Closed germayneng closed 6 years ago
Hi @germayneng ,
I'm not @kaz-Anova but I'll try to answer your question ;-) under his control! There has been a lot of discussion on target/likelihood encoding and stacking during the Porto Seguro's competition on Kaggle. In particular CPMP made a clear point that not using the same CV folds at each stage of your process may introduce leakage. I may need some time to find the thread...
Likelihood encoding is an estimator by itself and therefore using these features can be seen as a 1st level stacking. In other words if you do use likelihood encoding, you have to perform this inside your CV loop to avoid leakage.
It's not what I've done here : https://www.kaggle.com/ogrellier/xgb-classifier-upsampling-lb-0-283?scriptVersionId=1638269
but it's what Andy Harless did here : https://www.kaggle.com/aharless/xgboost-cv-lb-284
Now StackNet has a different random number generator than say Python and if you do stacking with it and performed likelihood encoding in Python with a given CV fold seed you want to tell StackNet what these folds are.

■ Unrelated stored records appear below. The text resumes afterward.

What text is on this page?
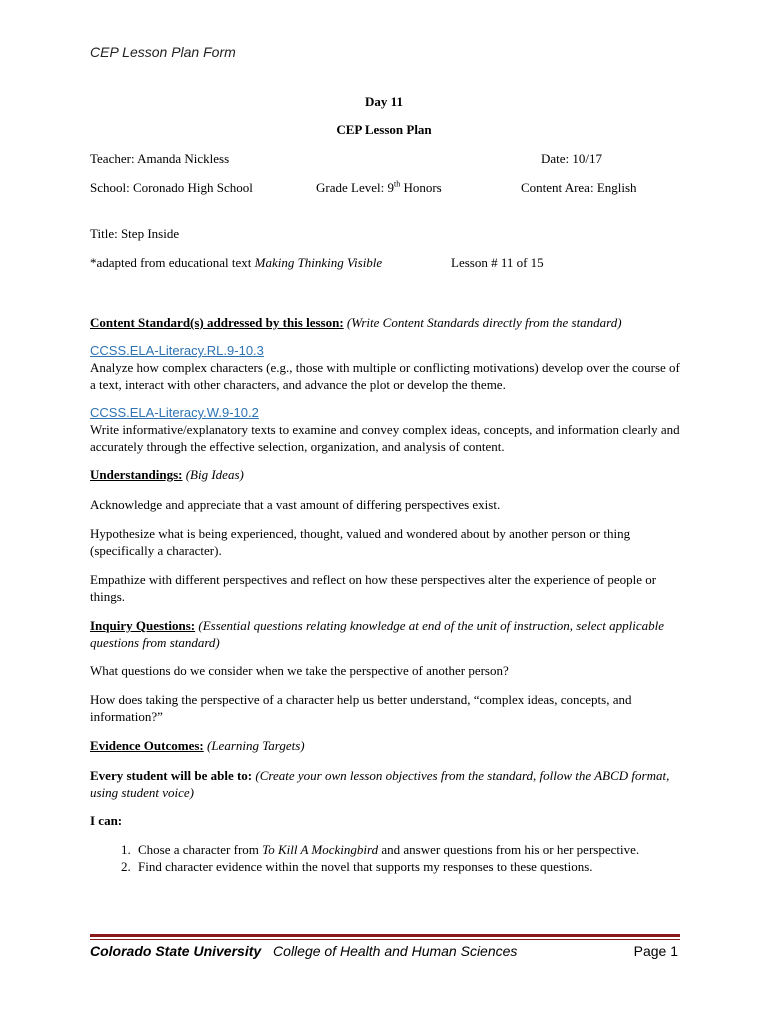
CEP Lesson Plan Form
Day 11
CEP Lesson Plan
Teacher: Amanda Nickless	Date: 10/17
School: Coronado High School	Grade Level: 9th Honors	Content Area: English
Title: Step Inside
*adapted from educational text Making Thinking Visible	Lesson # 11 of 15
Content Standard(s) addressed by this lesson: (Write Content Standards directly from the standard)
CCSS.ELA-Literacy.RL.9-10.3
Analyze how complex characters (e.g., those with multiple or conflicting motivations) develop over the course of a text, interact with other characters, and advance the plot or develop the theme.
CCSS.ELA-Literacy.W.9-10.2
Write informative/explanatory texts to examine and convey complex ideas, concepts, and information clearly and accurately through the effective selection, organization, and analysis of content.
Understandings: (Big Ideas)
Acknowledge and appreciate that a vast amount of differing perspectives exist.
Hypothesize what is being experienced, thought, valued and wondered about by another person or thing (specifically a character).
Empathize with different perspectives and reflect on how these perspectives alter the experience of people or things.
Inquiry Questions: (Essential questions relating knowledge at end of the unit of instruction, select applicable questions from standard)
What questions do we consider when we take the perspective of another person?
How does taking the perspective of a character help us better understand, “complex ideas, concepts, and information?”
Evidence Outcomes: (Learning Targets)
Every student will be able to: (Create your own lesson objectives from the standard, follow the ABCD format, using student voice)
I can:
1. Chose a character from To Kill A Mockingbird and answer questions from his or her perspective.
2. Find character evidence within the novel that supports my responses to these questions.
Colorado State University College of Health and Human Sciences	Page 1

The only way to do this is to provide StackNet with the folds directly using data_prefix and I think that is why @kaz-Anova encourages users to use data_prefix and avoid any sort of leakage.
Hope this helps and let me know if what I wrote is not clear. Cheers, Olivier
Hi kazanova,
Thanks for the great work! I have one question:
When we do apply likelihood encoding, why do we have this:
i am confused at this point. If likelihood encoding is applied at a nested cv fold, example: with 10 cv, we have an inner 5 cv. Can we simply stack them instead of using data_prefix to manually do the folds? Is there a case of direct leakage?